In a news release, Delta (NYSE:DAL) said its updated policy "[S]upport[s] Delta's top priority of ensuring safety for its customers, employees and trained service and support animals, while supporting the rights of customers with legitimate needs, such as disabled veterans, to travel with trained animals."
|Emotional support dog Juan Carlos|
Delta carries approximately 700 service or support animals daily — nearly 250,000 annually. Putting this into perspective, Delta carries more than 180 million passengers annually.
Customers have attempted to fly with comfort turkeys, gliding possums, snakes, spiders and more. Ignoring the true intent of existing rules governing the transport of service and support animals can be a disservice to customers who have real and documented needs.
"The rise in serious incidents involving animals in flight leads us to believe that the lack of regulation in both health and training screening for these animals is creating unsafe conditions across U.S. air travel," John Laughter, Delta's Senior Vice President — Corporate Safety, Security and Compliance, said. "As a leader in safety, we worked with our Advisory Board on Disability to find a solution that supports those customers with a legitimate need for these animals, while prioritizing a safe and consistent travel experience."
In developing the updated requirements, Delta solicited the feedback and input of its 15-member Advisory Board on Disability, a group of advocates established more than a decade ago and made up of Delta frequent flyers with a range of disabilities. Delta also incorporated feedback from other advocates for passengers with disabilities.
"We are pleased that Delta responded in a timely way to the concerns we raised about their policy for guide dogs and other service animals," Mark Riccobono, President of the National Federation of the Blind, said. "We also note Delta's expressed commitment to listening to its passengers.
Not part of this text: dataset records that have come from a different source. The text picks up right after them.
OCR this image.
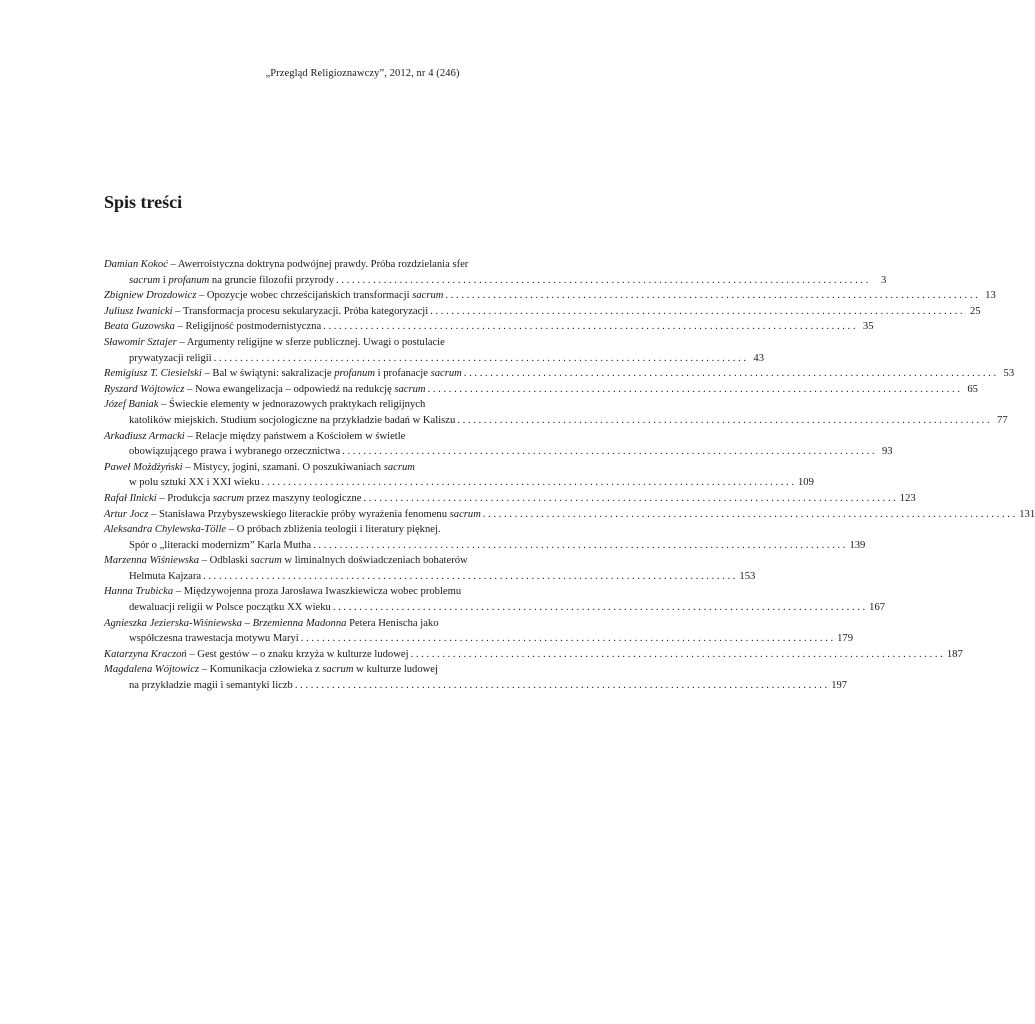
„Przegląd Religioznawczy”, 2012, nr 4 (246)
Spis treści
Damian Kokoć – Awerroistyczna doktryna podwójnej prawdy. Próba rozdzielania sfer
sacrum i profanum na gruncie filozofii przyrody . . .	3
Zbigniew Drozdowicz – Opozycje wobec chrześcijańskich transformacji sacrum . . .	13
Juliusz Iwanicki – Transformacja procesu sekularyzacji. Próba kategoryzacji . . .	25
Beata Guzowska – Religijność postmodernistyczna . . .	35
Sławomir Sztajer – Argumenty religijne w sferze publicznej. Uwagi o postulacie
prywatyzacji religii . . .	43
Remigiusz T. Ciesielski – Bal w świątyni: sakralizacje profanum i profanacje sacrum . . .	53
Ryszard Wójtowicz – Nowa ewangelizacja – odpowiedź na redukcję sacrum . . .	65
Józef Baniak – Świeckie elementy w jednorazowych praktykach religijnych
katolików miejskich. Studium socjologiczne na przykładzie badań w Kaliszu . . .	77
Arkadiusz Armacki – Relacje między państwem a Kościołem w świetle
obowiązującego prawa i wybranego orzecznictwa . . .	93
Paweł Możdżyński – Mistycy, jogini, szamani. O poszukiwaniach sacrum
w polu sztuki XX i XXI wieku . . .	109
Rafał Ilnicki – Produkcja sacrum przez maszyny teologiczne . . .	123
Artur Jocz – Stanisława Przybyszewskiego literackie próby wyrażenia fenomenu sacrum . . .	131
Aleksandra Chylewska-Tölle – O próbach zbliżenia teologii i literatury pięknej.
Spór o „literacki modernizm” Karla Mutha . . .	139
Marzenna Wiśniewska – Odblaski sacrum w liminalnych doświadczeniach bohaterów
Helmuta Kajzara . . .	153
Hanna Trubicka – Międzywojenna proza Jarosława Iwaszkiewicza wobec problemu
dewaluacji religii w Polsce początku XX wieku . . .	167
Agnieszka Jezierska-Wiśniewska – Brzemienna Madonna Petera Henischa jako
współczesna trawestacja motywu Maryi . . .	179
Katarzyna Kraczoń – Gest gestów – o znaku krzyża w kulturze ludowej . . .	187
Magdalena Wójtowicz – Komunikacja człowieka z sacrum w kulturze ludowej
na przykładzie magii i semantyki liczb . . .	197
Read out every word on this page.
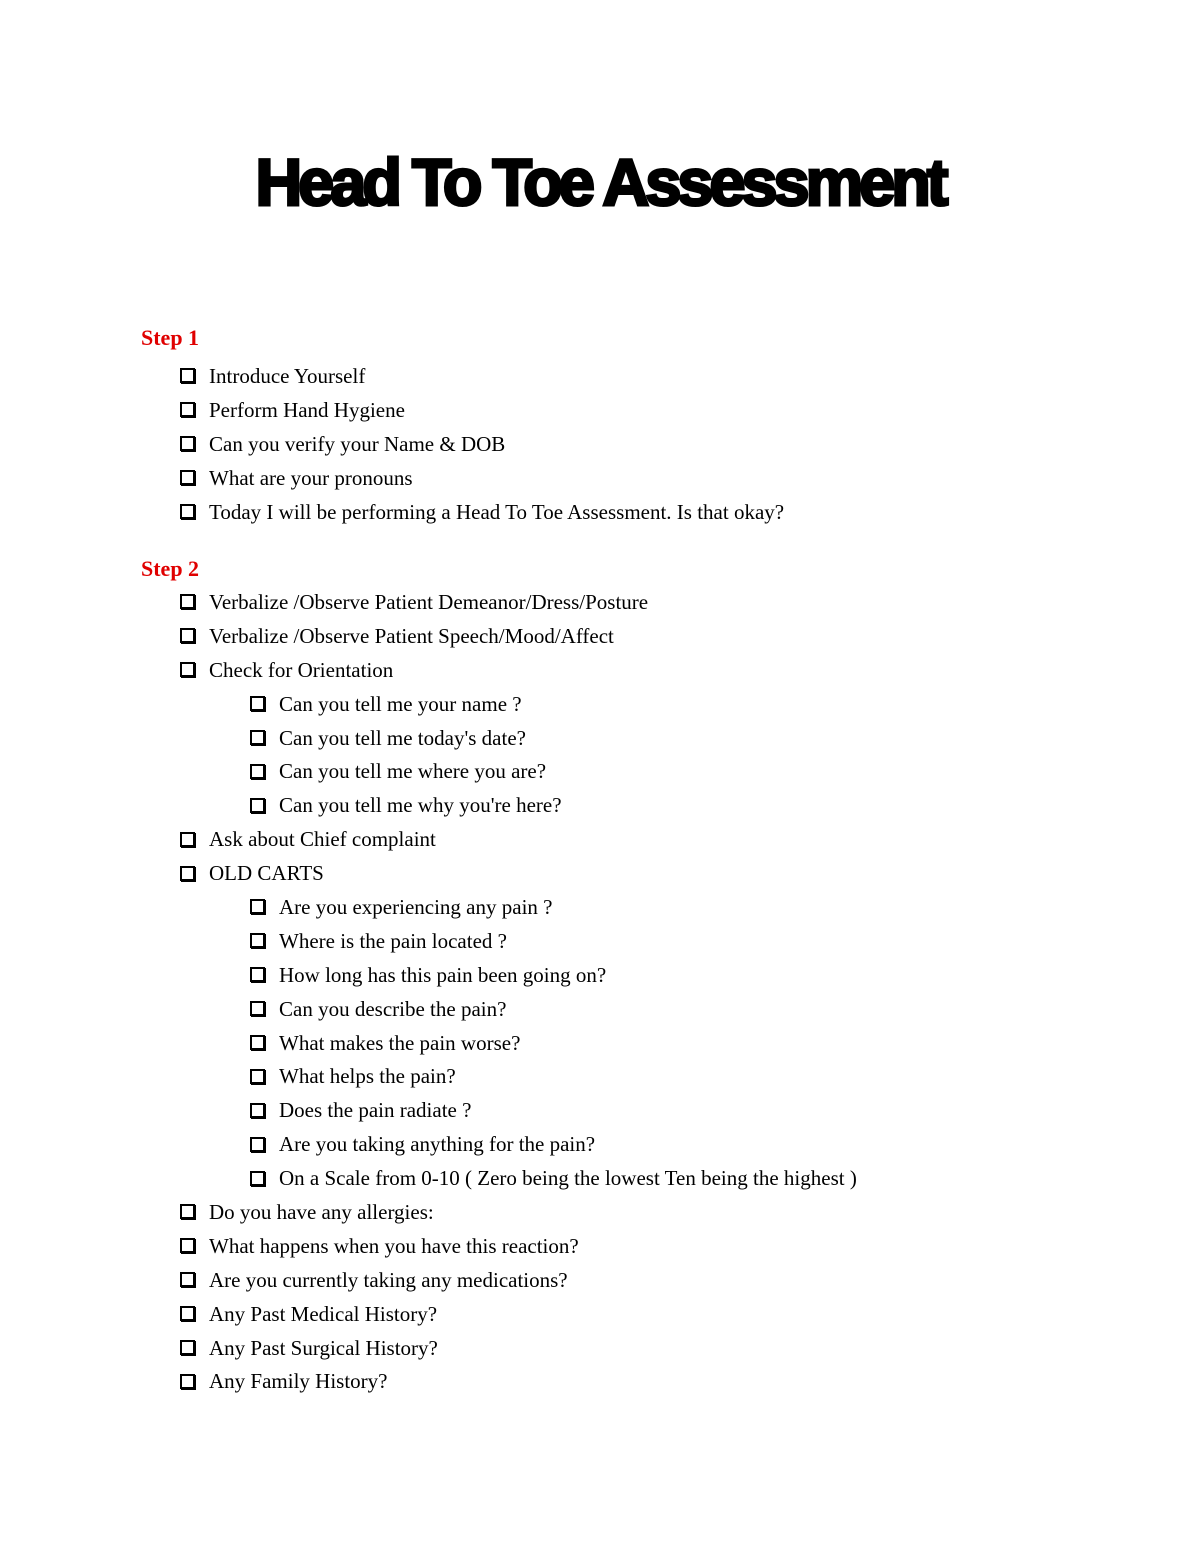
Head To Toe Assessment
Step 1
Introduce Yourself
Perform Hand Hygiene
Can you verify your Name & DOB
What are your pronouns
Today I will be performing a Head To Toe Assessment. Is that okay?
Step 2
Verbalize /Observe Patient Demeanor/Dress/Posture
Verbalize /Observe Patient Speech/Mood/Affect
Check for Orientation
Can you tell me your name ?
Can you tell me today's date?
Can you tell me where you are?
Can you tell me why you're here?
Ask about Chief complaint
OLD CARTS
Are you experiencing any pain ?
Where is the pain located ?
How long has this pain been going on?
Can you describe the pain?
What makes the pain worse?
What helps the pain?
Does the pain radiate ?
Are you taking anything for the pain?
On a Scale from 0-10 ( Zero being the lowest Ten being the highest )
Do you have any allergies:
What happens when you have this reaction?
Are you currently taking any medications?
Any Past Medical History?
Any Past Surgical History?
Any Family History?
In light of that commitment, we look forward to sharing our expertise with Delta so that it can provide equal service to blind passengers in all of its operations."
Since Delta's announcement, other airlines have implemented changes and media outlets continue to highlight the lack of regulation and the increased availability of fraudulent certification. Outside of the aviation industry, a dramatic increase in fraudulent service animals has led 18 states to introduce laws that make it a crime to fraudulently represent a service animal.
DELTA'S UPDATED POLICY
Any customer traveling with a service or support animal on or after March 1 will need to meet these requirements:
Traveling with a trained service animal
• In some cases, customers with a trained service animal may be asked to show the animal's Veterinary Health Form and/or an immunization record or other proof that the animal's vaccinations are up to date. Customers are encouraged, but not required, to submit this form to Delta's Service Animal Support Desk via Delta.com before traveling.
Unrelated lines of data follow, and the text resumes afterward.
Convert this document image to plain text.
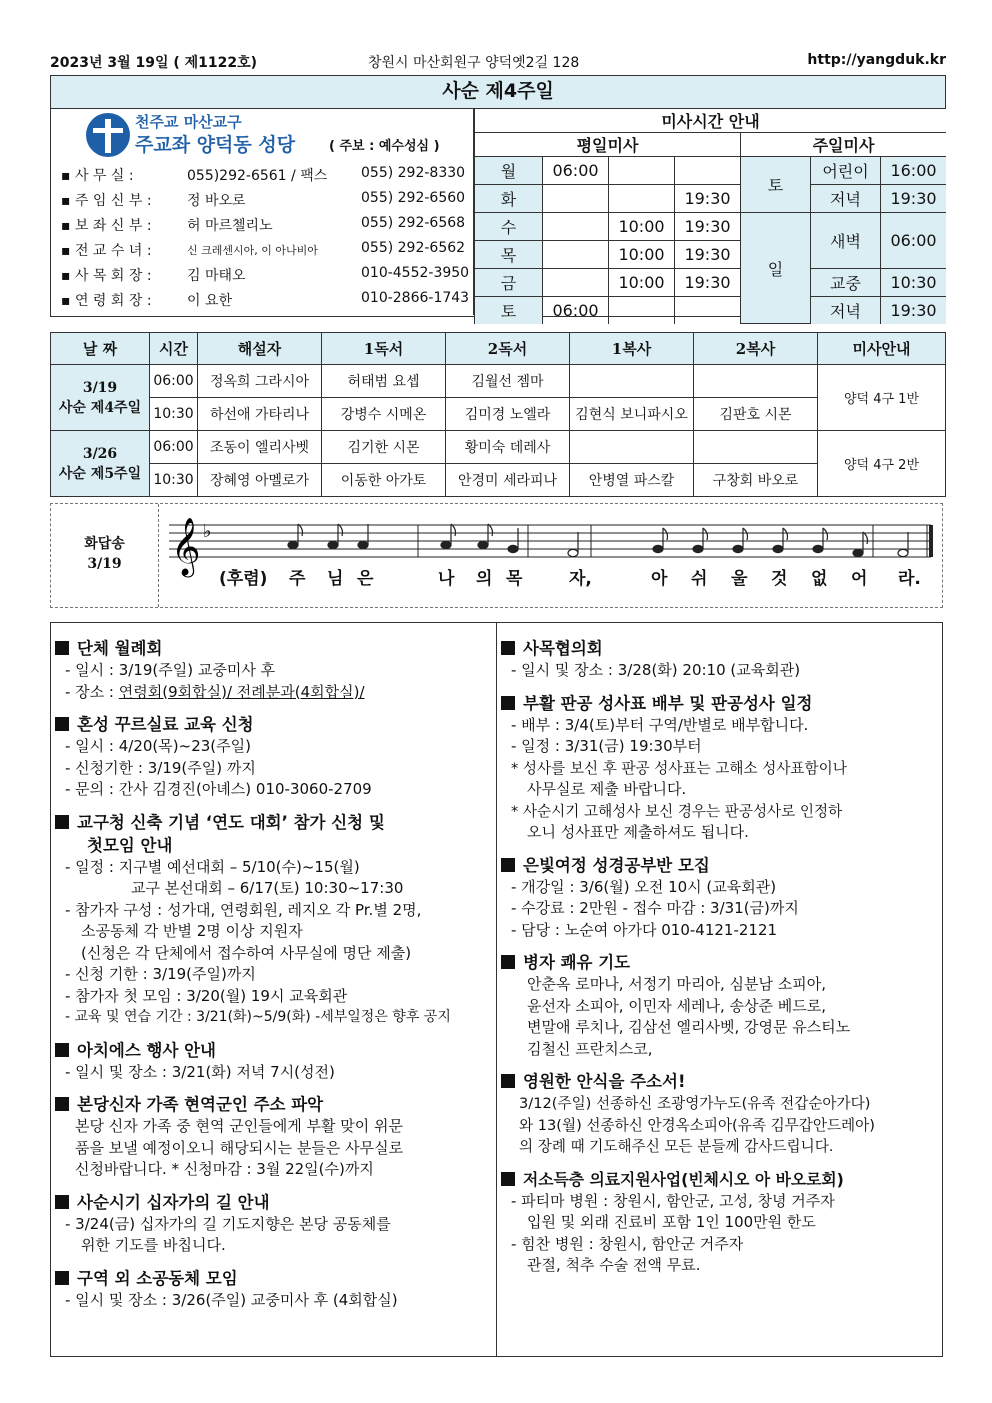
2023년 3월 19일 ( 제1122호)	창원시 마산회원구 양덕옛2길 128	http://yangduk.kr
사순 제4주일
천주교 마산교구
주교좌 양덕동 성당	( 주보 : 예수성심 )
▪ 사 무 실 :	055)292-6561 / 팩스 055) 292-8330
▪ 주 임 신 부 :	정 바오로	055) 292-6560
▪ 보 좌 신 부 :	허 마르첼리노	055) 292-6568
▪ 전 교 수 녀 :	신 크레센시아, 이 아나비아	055) 292-6562
▪ 사 목 회 장 :	김 마태오	010-4552-3950
▪ 연 령 회 장 :	이 요한	010-2866-1743
미사시간 안내						
평일미사				주일미사		
월	06:00			토	어린이	16:00
화			19:30		저녁	19:30
수		10:00	19:30	일	새벽	06:00
목		10:00	19:30			
금		10:00	19:30		교중	10:30
토	06:00				저녁	19:30
날 짜	시간	해설자	1독서	2독서	1복사	2복사	미사안내
3/19
사순 제4주일	06:00	정옥희 그라시아	허태범 요셉	김월선 젬마			양덕 4구 1반
	10:30	하선애 가타리나	강병수 시메온	김미경 노엘라	김현식 보니파시오	김판호 시몬	
3/26
사순 제5주일	06:00	조동이 엘리사벳	김기한 시몬	황미숙 데레사			양덕 4구 2반
	10:30	장혜영 아멜로가	이동한 아가토	안경미 세라피나	안병열 파스칼	구창회 바오로	
화답송
3/19 𝄞 ♭
(후렴) 주 님 은	나 의 목	자,	아 쉬 울 것 없 어 라.
단체 월례회
- 일시 : 3/19(주일) 교중미사 후
- 장소 : 연령회(9회합실)/ 전례분과(4회합실)/
혼성 꾸르실료 교육 신청
- 일시 : 4/20(목)~23(주일)
- 신청기한 : 3/19(주일) 까지
- 문의 : 간사 김경진(아녜스) 010-3060-2709
교구청 신축 기념 ‘연도 대회’ 참가 신청 및
첫모임 안내
- 일정 : 지구별 예선대회 – 5/10(수)~15(월)
교구 본선대회 – 6/17(토) 10:30~17:30
- 참가자 구성 : 성가대, 연령회원, 레지오 각 Pr.별 2명,
소공동체 각 반별 2명 이상 지원자
(신청은 각 단체에서 접수하여 사무실에 명단 제출)
- 신청 기한 : 3/19(주일)까지
- 참가자 첫 모임 : 3/20(월) 19시 교육회관
- 교육 및 연습 기간 : 3/21(화)~5/9(화) -세부일정은 향후 공지
아치에스 행사 안내
- 일시 및 장소 : 3/21(화) 저녁 7시(성전)
본당신자 가족 현역군인 주소 파악
본당 신자 가족 중 현역 군인들에게 부활 맞이 위문
품을 보낼 예정이오니 해당되시는 분들은 사무실로
신청바랍니다. * 신청마감 : 3월 22일(수)까지
사순시기 십자가의 길 안내
- 3/24(금) 십자가의 길 기도지향은 본당 공동체를
위한 기도를 바칩니다.
구역 외 소공동체 모임
- 일시 및 장소 : 3/26(주일) 교중미사 후 (4회합실)
사목협의회
- 일시 및 장소 : 3/28(화) 20:10 (교육회관)
부활 판공 성사표 배부 및 판공성사 일정
- 배부 : 3/4(토)부터 구역/반별로 배부합니다.
- 일정 : 3/31(금) 19:30부터
* 성사를 보신 후 판공 성사표는 고해소 성사표함이나
사무실로 제출 바랍니다.
* 사순시기 고해성사 보신 경우는 판공성사로 인정하
오니 성사표만 제출하셔도 됩니다.
은빛여정 성경공부반 모집
- 개강일 : 3/6(월) 오전 10시 (교육회관)
- 수강료 : 2만원 - 접수 마감 : 3/31(금)까지
- 담당 : 노순여 아가다 010-4121-2121
병자 쾌유 기도
안춘옥 로마나, 서정기 마리아, 심분남 소피아,
윤선자 소피아, 이민자 세레나, 송상준 베드로,
변말애 루치나, 김삼선 엘리사벳, 강영문 유스티노
김철신 프란치스코,
영원한 안식을 주소서!
3/12(주일) 선종하신 조광영가누도(유족 전갑순아가다)
와 13(월) 선종하신 안경옥소피아(유족 김무갑안드레아)
의 장례 때 기도해주신 모든 분들께 감사드립니다.
저소득층 의료지원사업(빈체시오 아 바오로회)
- 파티마 병원 : 창원시, 함안군, 고성, 창녕 거주자
입원 및 외래 진료비 포함 1인 100만원 한도
- 힘찬 병원 : 창원시, 함안군 거주자
관절, 척추 수술 전액 무료.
• These customers can check-in via Delta.com, the Fly Delta mobile app, airport kiosks or with an airport agent.
Traveling with an emotional support animal or psychiatric service animal
• Customers traveling with an emotional support animal or psychiatric service animal will be required to submit a signed Veterinary Health Form and/or an immunization record (current within one year of the travel date), an Emotional Support/Psychiatric Service Animal Request form that requires a letter prepared and signed by a doctor or licensed mental health professional, and a signed Confirmation of Animal Training form. These forms are required and must be submitted to Delta's Service Animal Support Desk via Delta.com at least 48 hours before travel.
• These customers must use the full-service check-in process with an airport agent.
Editor's note: The Americans with Disabilities Act (ADA) is clear: Emotional support animals, comfort animals, and therapy dogs are not service animals under Title II and Title III of the ADA. Delta is taking a somewhat more relaxed approach but still setting some standards, which is important for the sake of all passengers. The emotional support dog pictured above, who was on one of my recent flights, was quiet and well-behaved. Would that it were always so.
Additional information on types of accepted animals and other questions related to traveling with service and support animals is available here.
It is high time businesses in general started enforcing the rules about the types of animals allowed on their premises. Some, like hardware retailer Lowe's, are pet-friendly while others are not. My hope is that Delta's move will embolden those who are still waiting for a spine donor to start enforcing the policies they have in place.